A total of 11,462 people in the United States and Nordic countries were given one combo or the other. Their average age was 68, and besides high blood pressure they were obese, had diabetes or other health problems. Neither they nor their doctors knew which drugs they were taking until the study was stopped in October after it was clear that people on the ACE-calcium blocker combo were doing better.

Those people had about 20 percent fewer heart-related problems or strokes, 526 among the 5,713 in this group versus 650 events among the 5,732 others, Jamerson said. The study was paid for by Novartis, which sells Lotrel, the combo that proved better, and Jamerson consults for the company. The drugs are all sold as generics, although the doses in some require two pills a day instead of one.

The findings could shape treatment guidelines due to be reviewed in a few months, said Dr. Daniel Jones, a University of Mississippi blood pressure specialist and president of the American Heart Association. Doctors can start with a combination, but few do, partly for lack of evidence, he said. Guidelines also may change to reflect a second study that found dramatic benefits for treating people in their 80s, an age when blood pressure drugs were not known to be safe or effective.

“The over-80s are the most rapidly expanding segment of our population,” and the prevalence of blood pressure rises as people age, Beckett noted. His study assigned 3,845 older people in Europe, China and several other countries to take the diuretic indapamide or dummy pills plus the ACE inhibitor perindopril as needed to reach a goal of 150/80 from an average starting pressure of 173/91.

The study was stopped last July after monitors saw that those on the diuretic had 39 percent fewer fatal strokes and 21 percent fewer deaths from any cause, benefits far exceeding what researchers predicted.

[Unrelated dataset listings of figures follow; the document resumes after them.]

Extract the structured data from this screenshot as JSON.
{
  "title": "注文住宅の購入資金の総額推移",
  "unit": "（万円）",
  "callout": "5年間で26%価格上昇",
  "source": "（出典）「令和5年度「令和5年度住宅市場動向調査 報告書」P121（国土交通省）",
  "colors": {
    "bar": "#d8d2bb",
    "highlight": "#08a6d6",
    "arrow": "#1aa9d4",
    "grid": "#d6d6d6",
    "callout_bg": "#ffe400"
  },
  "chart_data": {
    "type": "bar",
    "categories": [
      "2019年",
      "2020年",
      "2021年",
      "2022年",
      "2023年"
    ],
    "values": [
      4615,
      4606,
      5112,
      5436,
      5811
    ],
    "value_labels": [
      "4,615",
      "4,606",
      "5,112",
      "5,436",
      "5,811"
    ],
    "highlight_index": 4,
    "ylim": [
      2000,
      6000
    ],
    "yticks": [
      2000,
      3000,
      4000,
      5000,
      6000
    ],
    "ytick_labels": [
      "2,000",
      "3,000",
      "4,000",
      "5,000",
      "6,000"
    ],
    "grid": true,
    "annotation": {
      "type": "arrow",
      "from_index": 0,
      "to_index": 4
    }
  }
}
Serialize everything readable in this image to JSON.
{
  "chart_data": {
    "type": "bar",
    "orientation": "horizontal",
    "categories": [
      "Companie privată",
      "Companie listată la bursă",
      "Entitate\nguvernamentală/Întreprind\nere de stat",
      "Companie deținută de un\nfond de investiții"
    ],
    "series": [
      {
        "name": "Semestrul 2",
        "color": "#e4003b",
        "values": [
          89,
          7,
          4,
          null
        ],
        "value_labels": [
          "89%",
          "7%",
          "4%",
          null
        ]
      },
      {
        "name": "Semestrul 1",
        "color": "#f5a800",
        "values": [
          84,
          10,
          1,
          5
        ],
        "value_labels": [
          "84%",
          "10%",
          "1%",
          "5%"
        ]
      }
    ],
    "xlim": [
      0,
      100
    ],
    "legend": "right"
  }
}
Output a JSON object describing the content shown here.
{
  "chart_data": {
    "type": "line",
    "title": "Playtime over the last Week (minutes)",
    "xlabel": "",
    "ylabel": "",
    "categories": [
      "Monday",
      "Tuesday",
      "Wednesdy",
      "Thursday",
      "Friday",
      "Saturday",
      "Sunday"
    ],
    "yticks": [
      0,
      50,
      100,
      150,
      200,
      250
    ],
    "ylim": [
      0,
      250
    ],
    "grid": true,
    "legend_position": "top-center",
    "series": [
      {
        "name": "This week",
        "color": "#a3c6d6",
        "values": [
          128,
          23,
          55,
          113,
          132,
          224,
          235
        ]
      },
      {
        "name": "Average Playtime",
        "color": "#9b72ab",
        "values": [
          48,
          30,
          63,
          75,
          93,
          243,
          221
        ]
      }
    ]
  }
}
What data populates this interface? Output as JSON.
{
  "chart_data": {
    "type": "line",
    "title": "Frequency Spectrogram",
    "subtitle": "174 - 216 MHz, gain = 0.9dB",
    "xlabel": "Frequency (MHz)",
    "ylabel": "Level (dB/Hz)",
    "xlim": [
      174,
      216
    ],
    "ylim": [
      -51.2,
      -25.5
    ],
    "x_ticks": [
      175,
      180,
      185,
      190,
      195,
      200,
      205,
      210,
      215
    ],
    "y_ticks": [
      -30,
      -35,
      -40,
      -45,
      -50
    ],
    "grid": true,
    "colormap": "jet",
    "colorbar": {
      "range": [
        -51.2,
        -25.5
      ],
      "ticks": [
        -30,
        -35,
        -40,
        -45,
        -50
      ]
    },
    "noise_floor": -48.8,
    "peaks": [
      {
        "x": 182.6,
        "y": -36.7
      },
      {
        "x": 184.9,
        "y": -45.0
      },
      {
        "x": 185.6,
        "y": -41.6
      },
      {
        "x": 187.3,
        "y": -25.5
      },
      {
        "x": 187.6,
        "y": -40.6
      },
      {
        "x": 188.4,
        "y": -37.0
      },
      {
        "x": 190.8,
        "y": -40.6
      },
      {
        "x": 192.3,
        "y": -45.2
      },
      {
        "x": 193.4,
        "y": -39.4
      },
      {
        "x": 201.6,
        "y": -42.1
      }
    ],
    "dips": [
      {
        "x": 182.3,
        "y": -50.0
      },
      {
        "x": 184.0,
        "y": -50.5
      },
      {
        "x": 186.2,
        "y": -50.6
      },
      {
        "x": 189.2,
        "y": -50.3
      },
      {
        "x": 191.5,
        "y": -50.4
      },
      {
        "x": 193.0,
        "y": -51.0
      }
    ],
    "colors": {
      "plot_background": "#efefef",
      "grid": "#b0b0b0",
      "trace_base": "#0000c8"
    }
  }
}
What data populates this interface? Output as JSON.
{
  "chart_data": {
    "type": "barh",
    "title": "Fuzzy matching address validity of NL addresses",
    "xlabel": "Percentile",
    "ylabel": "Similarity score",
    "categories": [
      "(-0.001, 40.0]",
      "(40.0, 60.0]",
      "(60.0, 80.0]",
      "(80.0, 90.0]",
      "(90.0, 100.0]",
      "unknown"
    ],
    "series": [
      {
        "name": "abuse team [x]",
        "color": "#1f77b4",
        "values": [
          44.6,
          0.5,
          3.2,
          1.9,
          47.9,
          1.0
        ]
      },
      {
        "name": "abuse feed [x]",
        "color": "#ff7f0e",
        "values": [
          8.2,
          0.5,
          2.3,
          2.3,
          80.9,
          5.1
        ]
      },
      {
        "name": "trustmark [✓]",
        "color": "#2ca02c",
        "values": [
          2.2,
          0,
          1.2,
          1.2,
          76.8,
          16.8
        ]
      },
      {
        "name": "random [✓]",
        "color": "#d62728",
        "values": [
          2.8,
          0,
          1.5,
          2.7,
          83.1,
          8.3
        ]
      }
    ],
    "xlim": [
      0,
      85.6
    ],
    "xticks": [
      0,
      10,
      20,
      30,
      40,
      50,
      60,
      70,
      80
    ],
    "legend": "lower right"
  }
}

Jones called it one of the most important studies at the cardiology meeting and a key advance for older people.

The study did not include frail older people in nursing homes, who might reap less benefit than healthier people, doctors noted. Also at the conference: The diabetes drug Actos shrunk artery buildups that can lead to heart disease when tested against glimepiride, an older diabetes drug, in a study of 360 diabetics led by Cleveland Clinic cardiologist Steven Nissen.

“This is the first time in which a diabetes therapy has been shown to slow or prevent” heart disease, he said. Results were published online by the Journal of the American Medical Association.

A combined analysis of six studies on Celebrex, the only COX-2 inhibitor painkiller still on the market since the withdrawal of Vioxx, gives reassurance of the drug’s relative safety for people who do not have big heart disease risk factors when they start taking the drug.

It tested doses used by people with rheumatoid arthritis and other severe chronic pain, roughly double the levels used by people with more common osteoarthritis. The federally funded study was published in the journal Circulation.

“It gives me some comfort” about the safety of Celebrex, said Nissen, who is leading a larger study of the Pfizer Inc. drug and other painkillers.